EUR/USD steady as Eurozone inflation firms and US-Iran talks cloud dollar outlook

    by VT Markets
    /
    Jun 2, 2026

    EUR/USD held steady on Tuesday as markets digested mixed signals on US-Iran talks and firmer Eurozone price data. The pair was trading near 1.1639 after reaching an intraday peak around 1.1655. Iran’s semi-official Fars News Agency reported that message exchanges with the US have been suspended for at least a few days over a proposed memorandum of understanding, while US officials continued to reference ongoing negotiations and conditions tied to reopening the Strait of Hormuz and addressing highly enriched uranium.

    The US Dollar stayed underpinned as key issues remain unresolved, with the US Dollar Index consolidating modest losses above 99.00. On the European side, preliminary inflation data showed HICP rising to 3.2% year-on-year in May from 3% in April, while core HICP accelerated to 2.5% from 2.2%, reinforcing expectations for tighter ECB policy later this month. In the US, JOLTS job openings increased to 7.618 million in April from 6.887 million in March, exceeding the 6.88 million consensus, with attention turning to Wednesday’s ADP release and Friday’s NFP report as oil-linked inflation risks keep Fed rate expectations in focus.

    EUR/USD in a Holding Pattern Amid Geopolitical and Economic Uncertainty

    Given the conflicting signals, we see the EUR/USD pair in a holding pattern around the 1.1640 level. Geopolitical uncertainty surrounding US-Iran negotiations is creating short-term noise, capping the Euro’s upward potential despite its fundamental strengths. We should treat the recent high near 1.1655 as a key level of resistance for the time being.

    The Euro’s underlying strength comes from clear inflation data. The recently confirmed Eurozone HICP of 3.2% for May is significantly above the European Central Bank’s target, solidifying expectations for a rate hike this month. This policy divergence is a primary driver, as the ECB has signaled more urgency than the US Federal Reserve.

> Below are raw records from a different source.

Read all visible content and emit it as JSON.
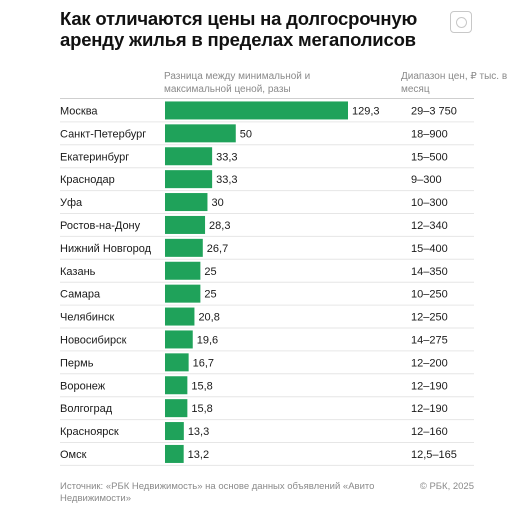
{
  "header": {
    "title": "Как отличаются цены на долгосрочную аренду жилья в пределах мегаполисов",
    "bars_column_label": "Разница между минимальной и максимальной ценой, разы",
    "range_column_label": "Диапазон цен, ₽ тыс. в месяц"
  },
  "footer": {
    "source": "Источник: «РБК Недвижимость» на основе данных объявлений «Авито Недвижимости»",
    "copyright": "© РБК, 2025"
  },
  "colors": {
    "bar": "#1fa25a",
    "text": "#1a1a1a",
    "muted": "#8a8a8a"
  },
  "icons": {
    "brand": "rbc-logo-icon"
  },
  "chart_data": {
    "type": "bar",
    "orientation": "horizontal",
    "title": "Как отличаются цены на долгосрочную аренду жилья в пределах мегаполисов",
    "categories": [
      "Москва",
      "Санкт-Петербург",
      "Екатеринбург",
      "Краснодар",
      "Уфа",
      "Ростов-на-Дону",
      "Нижний Новгород",
      "Казань",
      "Самара",
      "Челябинск",
      "Новосибирск",
      "Пермь",
      "Воронеж",
      "Волгоград",
      "Красноярск",
      "Омск"
    ],
    "series": [
      {
        "name": "Разница между минимальной и максимальной ценой, разы",
        "values": [
          129.3,
          50,
          33.3,
          33.3,
          30,
          28.3,
          26.7,
          25,
          25,
          20.8,
          19.6,
          16.7,
          15.8,
          15.8,
          13.3,
          13.2
        ],
        "labels": [
          "129,3",
          "50",
          "33,3",
          "33,3",
          "30",
          "28,3",
          "26,7",
          "25",
          "25",
          "20,8",
          "19,6",
          "16,7",
          "15,8",
          "15,8",
          "13,3",
          "13,2"
        ]
      }
    ],
    "ranges": [
      "29–3 750",
      "18–900",
      "15–500",
      "9–300",
      "10–300",
      "12–340",
      "15–400",
      "14–350",
      "10–250",
      "12–250",
      "14–275",
      "12–200",
      "12–190",
      "12–190",
      "12–160",
      "12,5–165"
    ],
    "xlim": [
      0,
      129.3
    ],
    "grid": false,
    "legend": "none"
  }
}
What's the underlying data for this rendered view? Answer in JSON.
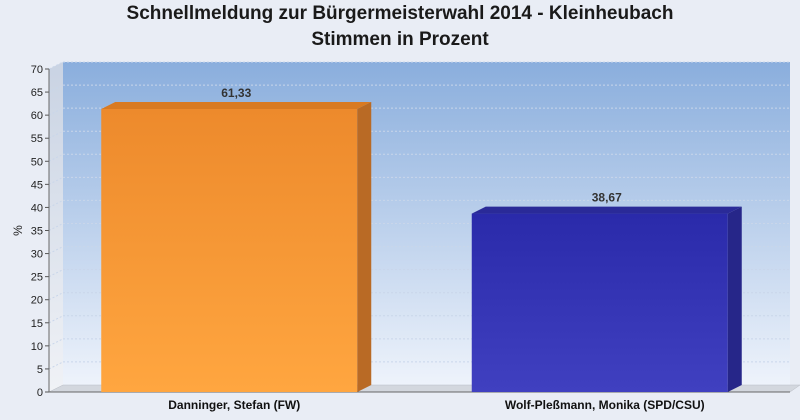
{
  "chart_data": {
    "type": "bar",
    "title": "Schnellmeldung zur Bürgermeisterwahl 2014 - Kleinheubach",
    "subtitle": "Stimmen in Prozent",
    "xlabel": "",
    "ylabel": "%",
    "ylim": [
      0,
      70
    ],
    "yticks": [
      0,
      5,
      10,
      15,
      20,
      25,
      30,
      35,
      40,
      45,
      50,
      55,
      60,
      65,
      70
    ],
    "grid": true,
    "categories": [
      "Danninger, Stefan (FW)",
      "Wolf-Pleßmann, Monika (SPD/CSU)"
    ],
    "values": [
      61.33,
      38.67
    ],
    "value_labels": [
      "61,33",
      "38,67"
    ],
    "colors": [
      "#f0902f",
      "#3333b2"
    ]
  }
}
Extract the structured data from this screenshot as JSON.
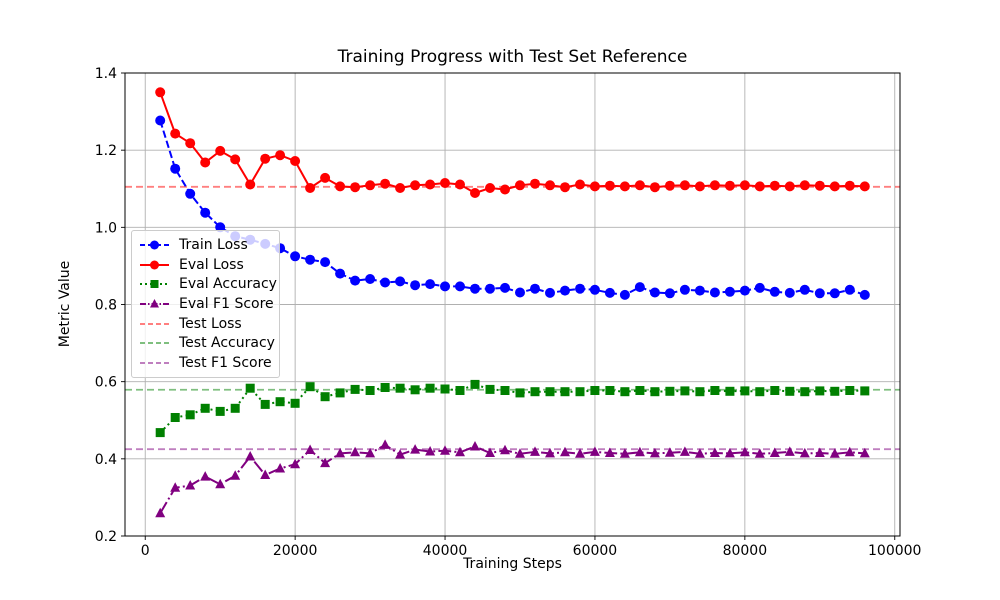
{
  "chart_data": {
    "type": "line",
    "title": "Training Progress with Test Set Reference",
    "xlabel": "Training Steps",
    "ylabel": "Metric Value",
    "xlim": [
      -2700,
      100700
    ],
    "ylim": [
      0.2,
      1.4
    ],
    "x_ticks": [
      0,
      20000,
      40000,
      60000,
      80000,
      100000
    ],
    "x_tick_labels": [
      "0",
      "20000",
      "40000",
      "60000",
      "80000",
      "100000"
    ],
    "y_ticks": [
      0.2,
      0.4,
      0.6,
      0.8,
      1.0,
      1.2,
      1.4
    ],
    "y_tick_labels": [
      "0.2",
      "0.4",
      "0.6",
      "0.8",
      "1.0",
      "1.2",
      "1.4"
    ],
    "grid": true,
    "grid_color": "#b0b0b0",
    "legend_position": "center-left",
    "x": [
      2000,
      4000,
      6000,
      8000,
      10000,
      12000,
      14000,
      16000,
      18000,
      20000,
      22000,
      24000,
      26000,
      28000,
      30000,
      32000,
      34000,
      36000,
      38000,
      40000,
      42000,
      44000,
      46000,
      48000,
      50000,
      52000,
      54000,
      56000,
      58000,
      60000,
      62000,
      64000,
      66000,
      68000,
      70000,
      72000,
      74000,
      76000,
      78000,
      80000,
      82000,
      84000,
      86000,
      88000,
      90000,
      92000,
      94000,
      96000
    ],
    "series": [
      {
        "name": "Train Loss",
        "color": "#0000ff",
        "linestyle": "dashed",
        "marker": "circle",
        "values": [
          1.277,
          1.152,
          1.087,
          1.038,
          1.0,
          0.977,
          0.968,
          0.957,
          0.946,
          0.925,
          0.916,
          0.91,
          0.88,
          0.862,
          0.866,
          0.857,
          0.86,
          0.85,
          0.853,
          0.847,
          0.847,
          0.841,
          0.841,
          0.843,
          0.831,
          0.841,
          0.83,
          0.836,
          0.841,
          0.838,
          0.83,
          0.825,
          0.845,
          0.831,
          0.829,
          0.838,
          0.836,
          0.831,
          0.833,
          0.836,
          0.843,
          0.833,
          0.83,
          0.838,
          0.829,
          0.829,
          0.838,
          0.825
        ]
      },
      {
        "name": "Eval Loss",
        "color": "#ff0000",
        "linestyle": "solid",
        "marker": "circle",
        "values": [
          1.35,
          1.243,
          1.218,
          1.168,
          1.198,
          1.176,
          1.111,
          1.178,
          1.187,
          1.172,
          1.102,
          1.128,
          1.106,
          1.104,
          1.109,
          1.113,
          1.102,
          1.109,
          1.111,
          1.115,
          1.111,
          1.089,
          1.102,
          1.098,
          1.109,
          1.113,
          1.109,
          1.104,
          1.111,
          1.106,
          1.108,
          1.106,
          1.109,
          1.104,
          1.108,
          1.109,
          1.106,
          1.109,
          1.108,
          1.109,
          1.106,
          1.108,
          1.106,
          1.109,
          1.108,
          1.106,
          1.108,
          1.106
        ]
      },
      {
        "name": "Eval Accuracy",
        "color": "#008000",
        "linestyle": "dotted",
        "marker": "square",
        "values": [
          0.468,
          0.507,
          0.514,
          0.531,
          0.523,
          0.531,
          0.583,
          0.541,
          0.548,
          0.544,
          0.587,
          0.561,
          0.571,
          0.58,
          0.577,
          0.585,
          0.583,
          0.579,
          0.583,
          0.581,
          0.577,
          0.593,
          0.58,
          0.577,
          0.571,
          0.574,
          0.574,
          0.574,
          0.574,
          0.577,
          0.577,
          0.574,
          0.577,
          0.574,
          0.575,
          0.576,
          0.574,
          0.577,
          0.575,
          0.576,
          0.574,
          0.577,
          0.575,
          0.574,
          0.576,
          0.575,
          0.577,
          0.576
        ]
      },
      {
        "name": "Eval F1 Score",
        "color": "#800080",
        "linestyle": "dashdot",
        "marker": "triangle",
        "values": [
          0.259,
          0.325,
          0.331,
          0.354,
          0.334,
          0.356,
          0.406,
          0.358,
          0.375,
          0.386,
          0.423,
          0.389,
          0.414,
          0.417,
          0.414,
          0.436,
          0.411,
          0.424,
          0.419,
          0.421,
          0.417,
          0.432,
          0.415,
          0.422,
          0.413,
          0.418,
          0.414,
          0.417,
          0.413,
          0.418,
          0.415,
          0.413,
          0.417,
          0.414,
          0.416,
          0.418,
          0.413,
          0.415,
          0.414,
          0.417,
          0.413,
          0.415,
          0.418,
          0.414,
          0.415,
          0.413,
          0.417,
          0.414
        ]
      }
    ],
    "reference_lines": [
      {
        "name": "Test Loss",
        "color": "#ff0000",
        "opacity": 0.5,
        "linestyle": "dashed",
        "value": 1.105
      },
      {
        "name": "Test Accuracy",
        "color": "#008000",
        "opacity": 0.5,
        "linestyle": "dashed",
        "value": 0.579
      },
      {
        "name": "Test F1 Score",
        "color": "#800080",
        "opacity": 0.5,
        "linestyle": "dashed",
        "value": 0.425
      }
    ]
  }
}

    In contrast, the US dollar is supported by safe-haven flows from the Iran news, but the Federal Reserve’s path is less certain. With Brent crude holding above $95 a barrel throughout May, oil-driven inflation remains a concern that could keep the Fed on hold. We are closely watching this week’s US Nonfarm Payrolls report for any signs of labor market cooling that would reinforce a cautious Fed stance.

    Derivative Strategies and Volatility Considerations

    For derivative traders, this environment suggests buying call options on the Euro to capitalize on a potential breakout above 1.1700. This strategy allows for participation in the upside if geopolitical tensions ease, while limiting downside risk if negotiations falter. The current setup favors a stronger Euro once the political headlines subside.

    We must also note that the conflicting news has pushed up short-term volatility. One-month implied volatility for EUR/USD options has climbed from 7.2% to 8.5% in the past week, making options more expensive. This suggests that while buying calls is attractive, traders should be mindful of the higher premium costs.

    Ultimately, the key catalysts in the coming weeks will be the ECB’s policy decision and the US labor market data. A strong US jobs report could temporarily strengthen the dollar and provide a better entry point for long Euro positions. We will be positioned to add to our bullish Euro exposure on any such dip.